On the breach of fiduciary duty counterclaim, Cohen noted that it “must be dismissed because it fails to adequately plead that defendants suffered any compensable harm.” Part of this no doubt stems from Advance not wanting to disclose certain details about the sale process surrounding W.
“There is no indication in the counterclaims, for instance, about what sort of ‘damage control’ the AMPI Sales Team deployed in response to Tonchi’s actions. Nor do the counterclaims touch on any ‘future transactions’ which could be impacted by Tonchi’s conduct,” he said in court documents.
As for breach of the duty of loyalty, where Tonchi is alleged to have acted disloyally in the W sale process, elevating his own interests at the expense of Advance, he referred to three allegations.
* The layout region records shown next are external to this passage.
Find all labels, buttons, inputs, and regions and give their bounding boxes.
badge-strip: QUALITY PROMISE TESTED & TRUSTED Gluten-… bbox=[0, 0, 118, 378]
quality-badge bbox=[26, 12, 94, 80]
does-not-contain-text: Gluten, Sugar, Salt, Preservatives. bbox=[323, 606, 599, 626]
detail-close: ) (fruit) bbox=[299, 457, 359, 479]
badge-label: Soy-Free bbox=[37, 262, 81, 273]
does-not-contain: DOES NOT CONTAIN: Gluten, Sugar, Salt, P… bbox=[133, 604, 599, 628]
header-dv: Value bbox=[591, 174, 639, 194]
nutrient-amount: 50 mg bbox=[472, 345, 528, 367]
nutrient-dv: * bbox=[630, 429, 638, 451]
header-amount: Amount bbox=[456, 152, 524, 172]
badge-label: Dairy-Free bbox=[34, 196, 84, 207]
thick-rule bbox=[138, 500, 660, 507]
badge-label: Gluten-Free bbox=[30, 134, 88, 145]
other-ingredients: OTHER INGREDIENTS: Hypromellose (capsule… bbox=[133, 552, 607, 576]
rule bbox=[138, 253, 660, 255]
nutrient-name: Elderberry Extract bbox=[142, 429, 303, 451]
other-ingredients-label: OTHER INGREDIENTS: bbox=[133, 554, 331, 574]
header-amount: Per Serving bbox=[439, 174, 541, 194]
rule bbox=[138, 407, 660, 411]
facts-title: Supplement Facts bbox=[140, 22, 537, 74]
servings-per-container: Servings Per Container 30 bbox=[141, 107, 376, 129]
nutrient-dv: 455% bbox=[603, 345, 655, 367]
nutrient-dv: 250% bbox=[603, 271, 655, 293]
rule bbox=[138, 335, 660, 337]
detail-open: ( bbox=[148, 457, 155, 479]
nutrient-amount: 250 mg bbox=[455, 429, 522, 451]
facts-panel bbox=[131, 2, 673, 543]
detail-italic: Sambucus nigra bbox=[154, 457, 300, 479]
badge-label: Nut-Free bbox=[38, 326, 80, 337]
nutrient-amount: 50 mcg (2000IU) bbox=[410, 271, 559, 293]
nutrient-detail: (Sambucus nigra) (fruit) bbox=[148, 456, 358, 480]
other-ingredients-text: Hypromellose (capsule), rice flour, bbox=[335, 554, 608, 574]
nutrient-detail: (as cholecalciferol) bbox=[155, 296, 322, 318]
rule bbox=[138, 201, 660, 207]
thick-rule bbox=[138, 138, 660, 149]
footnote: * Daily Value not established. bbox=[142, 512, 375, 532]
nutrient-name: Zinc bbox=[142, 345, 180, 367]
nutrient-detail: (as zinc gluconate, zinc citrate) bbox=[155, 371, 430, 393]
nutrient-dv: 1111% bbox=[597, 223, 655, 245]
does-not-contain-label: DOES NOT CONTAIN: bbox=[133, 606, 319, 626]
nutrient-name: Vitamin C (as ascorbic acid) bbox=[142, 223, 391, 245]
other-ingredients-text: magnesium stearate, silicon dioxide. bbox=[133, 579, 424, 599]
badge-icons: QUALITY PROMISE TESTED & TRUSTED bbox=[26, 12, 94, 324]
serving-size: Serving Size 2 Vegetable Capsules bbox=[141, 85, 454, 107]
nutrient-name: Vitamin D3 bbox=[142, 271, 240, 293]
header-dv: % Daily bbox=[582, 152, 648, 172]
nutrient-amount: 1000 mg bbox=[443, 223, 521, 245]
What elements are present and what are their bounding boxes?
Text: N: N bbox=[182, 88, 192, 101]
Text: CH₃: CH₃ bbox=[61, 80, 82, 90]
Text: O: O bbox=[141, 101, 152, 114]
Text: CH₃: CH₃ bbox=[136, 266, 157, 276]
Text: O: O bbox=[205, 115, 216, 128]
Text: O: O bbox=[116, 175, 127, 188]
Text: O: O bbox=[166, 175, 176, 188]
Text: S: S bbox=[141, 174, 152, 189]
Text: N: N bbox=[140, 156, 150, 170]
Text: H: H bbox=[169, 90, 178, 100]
The first is Advance alleging that Tonchi disclosed confidential information to potential buyers without notice to Advance, as well as blocking a potential buyer’s attempts to meet with senior members of W’s editorial team in order to minimize the importance of other W staff members, so that he could appear indispensable to the potential buyer.
Advance also alleged that Tonchi jeopardized the sale to Surface by disparaging Surface and its chief executive officer Marc Lotenberg to other W employees and encouraging W employees not to work for the media company.
“Together, these allegations are sufficient to state a cause of action for breach of duty of loyalty, including a claim for disgorgement of previously paid compensation during the period of disloyalty under the faithless servant doctrine,” Cohen concluded.
It’s understood that at this stage of the case the evidence has yet to be reviewed.
Lani Adler, Tonchi’s lawyer, told WWD: “I am confident that based on the evidence which consists of the documents that the parties have exchanged based on the deposition testimonies of multiple witnesses including Anna Wintour, Bob Sauerberg [former CEO of Condé Nast] and Roger Lynch that Mr. Tonchi will prevail in all respects.”
A representative for Advance did not respond to request for comment.